Qual religião os robôs devem seguir? Hindus levantam debate
O debate sobre o alcance da IA (inteligência artificial) em nossas vidas subiu a um novo nível: afinal, qual religião os robôs devem seguir (se é que devem seguir alguma)? Esse questionamento ganhou pulsão com robôs fabricados para servir em rituais do hinduísmo. Em especial na Índia, o que acendeu um grande alerta dos especialistas.
Em um artigo para a revista The Conversation, a antropologista norte-americana Holly Waters, que é especialista em religião, mostrou como existem preocupações substanciais em torno do uso de robôs para contextos religiosos.
Ela cita como exemplo os braços robóticos construídos pela empresa indiana Patil Automation para realizar o ritual “aarti”. A prática consiste em acender uma lamparina em homenagem aos deuses hindus como símbolo da remoção da escuridão. Veja:
Em outro caso, um templo de Kerala, ao sul da Índia, substituiu um elefante real por um robô do mesmo tamanho para que devotos praticassem seus rituais sem crueldade animal.

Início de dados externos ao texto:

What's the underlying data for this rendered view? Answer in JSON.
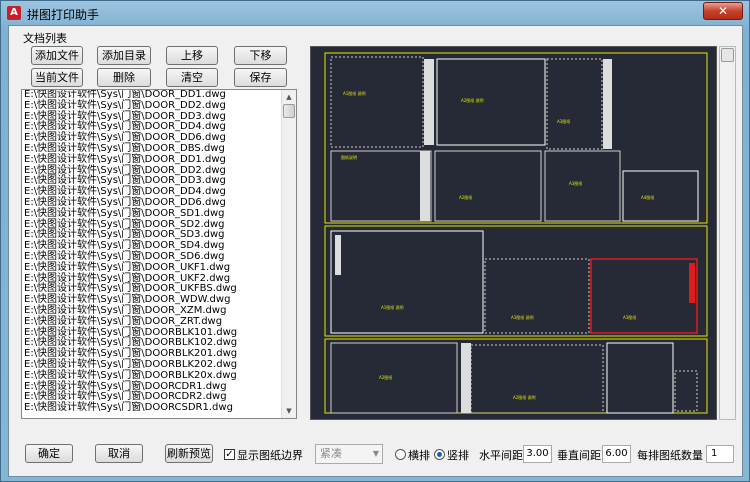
{
  "window": {
    "title": "拼图打印助手",
    "app_icon": "A",
    "close": "✕"
  },
  "file_group": {
    "label": "文档列表"
  },
  "toolbar": {
    "add_file": "添加文件",
    "add_dir": "添加目录",
    "move_up": "上移",
    "move_down": "下移",
    "current_file": "当前文件",
    "delete": "删除",
    "clear": "清空",
    "save": "保存"
  },
  "files": [
    "E:\\快图设计软件\\Sys\\门窗\\DOOR_DD1.dwg",
    "E:\\快图设计软件\\Sys\\门窗\\DOOR_DD2.dwg",
    "E:\\快图设计软件\\Sys\\门窗\\DOOR_DD3.dwg",
    "E:\\快图设计软件\\Sys\\门窗\\DOOR_DD4.dwg",
    "E:\\快图设计软件\\Sys\\门窗\\DOOR_DD6.dwg",
    "E:\\快图设计软件\\Sys\\门窗\\DOOR_DBS.dwg",
    "E:\\快图设计软件\\Sys\\门窗\\DOOR_DD1.dwg",
    "E:\\快图设计软件\\Sys\\门窗\\DOOR_DD2.dwg",
    "E:\\快图设计软件\\Sys\\门窗\\DOOR_DD3.dwg",
    "E:\\快图设计软件\\Sys\\门窗\\DOOR_DD4.dwg",
    "E:\\快图设计软件\\Sys\\门窗\\DOOR_DD6.dwg",
    "E:\\快图设计软件\\Sys\\门窗\\DOOR_SD1.dwg",
    "E:\\快图设计软件\\Sys\\门窗\\DOOR_SD2.dwg",
    "E:\\快图设计软件\\Sys\\门窗\\DOOR_SD3.dwg",
    "E:\\快图设计软件\\Sys\\门窗\\DOOR_SD4.dwg",
    "E:\\快图设计软件\\Sys\\门窗\\DOOR_SD6.dwg",
    "E:\\快图设计软件\\Sys\\门窗\\DOOR_UKF1.dwg",
    "E:\\快图设计软件\\Sys\\门窗\\DOOR_UKF2.dwg",
    "E:\\快图设计软件\\Sys\\门窗\\DOOR_UKFBS.dwg",
    "E:\\快图设计软件\\Sys\\门窗\\DOOR_WDW.dwg",
    "E:\\快图设计软件\\Sys\\门窗\\DOOR_XZM.dwg",
    "E:\\快图设计软件\\Sys\\门窗\\DOOR_ZRT.dwg",
    "E:\\快图设计软件\\Sys\\门窗\\DOORBLK101.dwg",
    "E:\\快图设计软件\\Sys\\门窗\\DOORBLK102.dwg",
    "E:\\快图设计软件\\Sys\\门窗\\DOORBLK201.dwg",
    "E:\\快图设计软件\\Sys\\门窗\\DOORBLK202.dwg",
    "E:\\快图设计软件\\Sys\\门窗\\DOORBLK20x.dwg",
    "E:\\快图设计软件\\Sys\\门窗\\DOORCDR1.dwg",
    "E:\\快图设计软件\\Sys\\门窗\\DOORCDR2.dwg",
    "E:\\快图设计软件\\Sys\\门窗\\DOORCSDR1.dwg"
  ],
  "bottom": {
    "ok": "确定",
    "cancel": "取消",
    "refresh": "刷新预览",
    "show_border": "显示图纸边界",
    "show_border_checked": true,
    "layout_combo": "紧凑",
    "horizontal": "横排",
    "vertical": "竖排",
    "orientation_selected": "vertical",
    "h_spacing_label": "水平间距",
    "h_spacing": "3.00",
    "v_spacing_label": "垂直间距",
    "v_spacing": "6.00",
    "per_row_label": "每排图纸数量",
    "per_row": "1"
  },
  "colors": {
    "preview_bg": "#252a36",
    "frame": "#e6e600",
    "sheet": "#ffffff",
    "highlight": "#e01b1b"
  }
}
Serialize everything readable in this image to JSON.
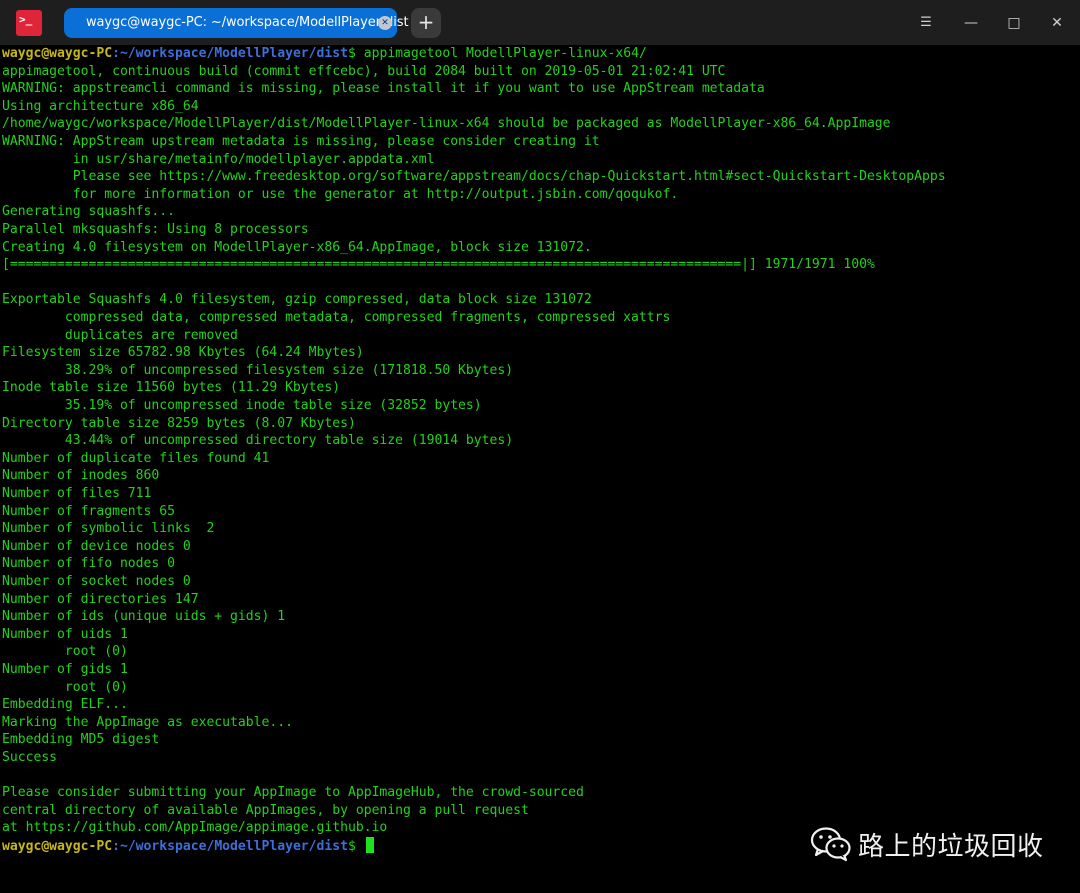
{
  "titlebar": {
    "tab_title": "waygc@waygc-PC: ~/workspace/ModellPlayer/dist",
    "tab_close_glyph": "✕",
    "new_tab_glyph": "+",
    "menu_glyph": "☰",
    "minimize_glyph": "—",
    "maximize_glyph": "□",
    "close_glyph": "✕",
    "app_icon_glyph": ">_"
  },
  "terminal": {
    "prompt_user": "waygc@waygc-PC",
    "prompt_path": ":~/workspace/ModellPlayer/dist",
    "prompt_symbol": "$ ",
    "command": "appimagetool ModellPlayer-linux-x64/",
    "lines": [
      "appimagetool, continuous build (commit effcebc), build 2084 built on 2019-05-01 21:02:41 UTC",
      "WARNING: appstreamcli command is missing, please install it if you want to use AppStream metadata",
      "Using architecture x86_64",
      "/home/waygc/workspace/ModellPlayer/dist/ModellPlayer-linux-x64 should be packaged as ModellPlayer-x86_64.AppImage",
      "WARNING: AppStream upstream metadata is missing, please consider creating it",
      "         in usr/share/metainfo/modellplayer.appdata.xml",
      "         Please see https://www.freedesktop.org/software/appstream/docs/chap-Quickstart.html#sect-Quickstart-DesktopApps",
      "         for more information or use the generator at http://output.jsbin.com/qoqukof.",
      "Generating squashfs...",
      "Parallel mksquashfs: Using 8 processors",
      "Creating 4.0 filesystem on ModellPlayer-x86_64.AppImage, block size 131072.",
      "[=============================================================================================|] 1971/1971 100%",
      "",
      "Exportable Squashfs 4.0 filesystem, gzip compressed, data block size 131072",
      "        compressed data, compressed metadata, compressed fragments, compressed xattrs",
      "        duplicates are removed",
      "Filesystem size 65782.98 Kbytes (64.24 Mbytes)",
      "        38.29% of uncompressed filesystem size (171818.50 Kbytes)",
      "Inode table size 11560 bytes (11.29 Kbytes)",
      "        35.19% of uncompressed inode table size (32852 bytes)",
      "Directory table size 8259 bytes (8.07 Kbytes)",
      "        43.44% of uncompressed directory table size (19014 bytes)",
      "Number of duplicate files found 41",
      "Number of inodes 860",
      "Number of files 711",
      "Number of fragments 65",
      "Number of symbolic links  2",
      "Number of device nodes 0",
      "Number of fifo nodes 0",
      "Number of socket nodes 0",
      "Number of directories 147",
      "Number of ids (unique uids + gids) 1",
      "Number of uids 1",
      "        root (0)",
      "Number of gids 1",
      "        root (0)",
      "Embedding ELF...",
      "Marking the AppImage as executable...",
      "Embedding MD5 digest",
      "Success",
      "",
      "Please consider submitting your AppImage to AppImageHub, the crowd-sourced",
      "central directory of available AppImages, by opening a pull request",
      "at https://github.com/AppImage/appimage.github.io"
    ]
  },
  "watermark": {
    "text": "路上的垃圾回收",
    "icon": "wechat-icon"
  },
  "colors": {
    "output": "#23d11c",
    "prompt_user": "#c6b71a",
    "prompt_path": "#3d6fd8",
    "tab_active": "#0a6fd6",
    "app_icon": "#e0243a"
  }
}
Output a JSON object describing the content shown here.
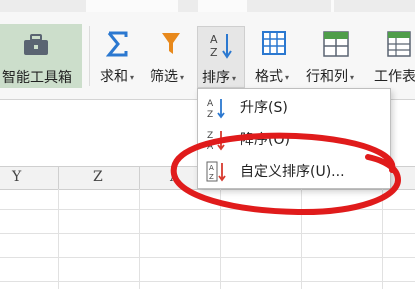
{
  "ribbon": {
    "toolbox_label": "智能工具箱",
    "buttons": [
      {
        "label": "求和",
        "icon": "sum-icon"
      },
      {
        "label": "筛选",
        "icon": "filter-icon"
      },
      {
        "label": "排序",
        "icon": "sort-icon"
      },
      {
        "label": "格式",
        "icon": "format-icon"
      },
      {
        "label": "行和列",
        "icon": "rows-columns-icon"
      },
      {
        "label": "工作表",
        "icon": "worksheet-icon"
      }
    ]
  },
  "sheet": {
    "columns": [
      "Y",
      "Z",
      "A"
    ]
  },
  "sort_menu": {
    "items": [
      {
        "label": "升序(S)",
        "icon": "sort-ascending-icon"
      },
      {
        "label": "降序(O)",
        "icon": "sort-descending-icon"
      },
      {
        "label": "自定义排序(U)...",
        "icon": "custom-sort-icon"
      }
    ]
  },
  "colors": {
    "toolbox_bg": "#ccdecb",
    "accent_blue": "#2b78d0",
    "filter_orange": "#e8891c",
    "annotation_red": "#e01b1b",
    "sort_red": "#d73a2f"
  }
}
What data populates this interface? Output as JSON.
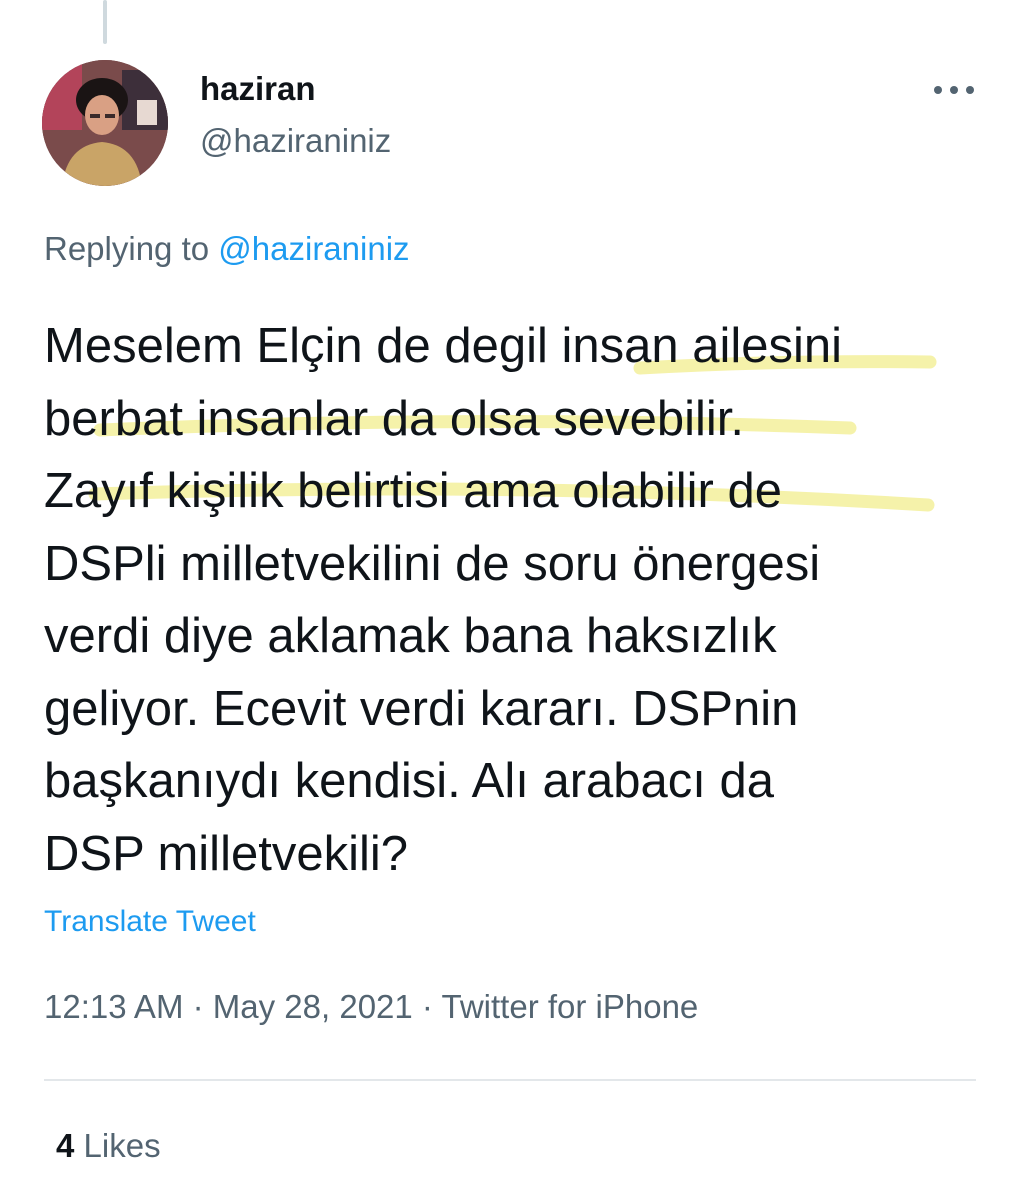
{
  "author": {
    "name": "haziran",
    "handle": "@haziraniniz"
  },
  "reply": {
    "prefix": "Replying to",
    "mention": "@haziraniniz"
  },
  "tweet": {
    "lines": [
      "Meselem Elçin de degil insan ailesini",
      "berbat insanlar da olsa sevebilir.",
      "Zayıf kişilik belirtisi ama olabilir de",
      "DSPli milletvekilini de soru önergesi",
      "verdi diye aklamak bana haksızlık",
      "geliyor. Ecevit verdi kararı. DSPnin",
      "başkanıydı kendisi. Alı arabacı da",
      "DSP milletvekili?"
    ]
  },
  "translate_label": "Translate Tweet",
  "meta": {
    "time": "12:13 AM",
    "separator": "·",
    "date": "May 28, 2021",
    "source": "Twitter for iPhone"
  },
  "stats": {
    "likes_count": "4",
    "likes_label": "Likes"
  },
  "colors": {
    "link": "#1d9bf0",
    "muted": "#536471",
    "highlight": "#f2ee8e"
  }
}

O robô tem três metros de altura e uma estrutura de ferro e revestimento de borracha. Enquanto isso, o elefante verdadeiro, que pesava 800 kg, foi doado para uma organização de apoio à saúde animal (foto abaixo).
Robôs têm religião?
Segundo Waters, a preocupação sobre o uso de IA na religião tem como base uma “ansiedade espiritual generalizada”. É quase como se os humanos percebessem que os robôs são “melhores em adorar os deuses”, o que pode causar conflitos internos sobre o significado da vida e o lugar de cada um no universo.
É o mesmo questionamento de Takeshi Kimura, da Universidade de Tsukuba, do Japão, e autor de um artigo sobre o assunto na revista científica Social Compass. Segundo ele, os robôs podem passar a impressão de que, diferente das pessoas, são “espiritualmente incorruptíveis”. Isso os tornaria uma “alternativa melhor” para a prática religiosa.
A primeira consequência é um paradoxo cultural: a religião parece se tornar melhor se não envolver nenhum humano. Só que foi a própria humanidade que criou a religião para dar sentido à vida e explicar sua existência no mundo.
Em outros casos, a proliferação do uso de robôs pode afastar as pessoas da prática religiosa. Enquanto os templos começam a depender mais da automação do que dos praticantes para cultivar a adoração às divindades, os jovens se afastaram da prática espiritual nas últimas décadas.
Dúvidas pela frente
O uso abundante da automação nos rituais é especialmente preocupante para tradições como hindus e budistas, que usam da ortopraxia. Ou seja, privilegiam o comportamento litúrgico ante crenças específicas em doutrinas religiosas.
“Em outras palavras, aperfeiçoar o que você faz da sua prática religiosa é visto como mais necessário para o avanço espiritual do que qualquer coisa em que você acredita pessoalmente”, explicou Waters.
A pergunta, agora, é como tanta automação poderá beneficiar os rituais espirituais. Outra dúvida é se o uso simultâneo de robôs para incorporar o divino podem refletir as visões religiosas de seus engenheiros, por exemplo.
Ainda é difícil prever o que vem pela frente – e ainda mais qual (ou mesmo se) os robôs deverão seguir uma religião algum dia.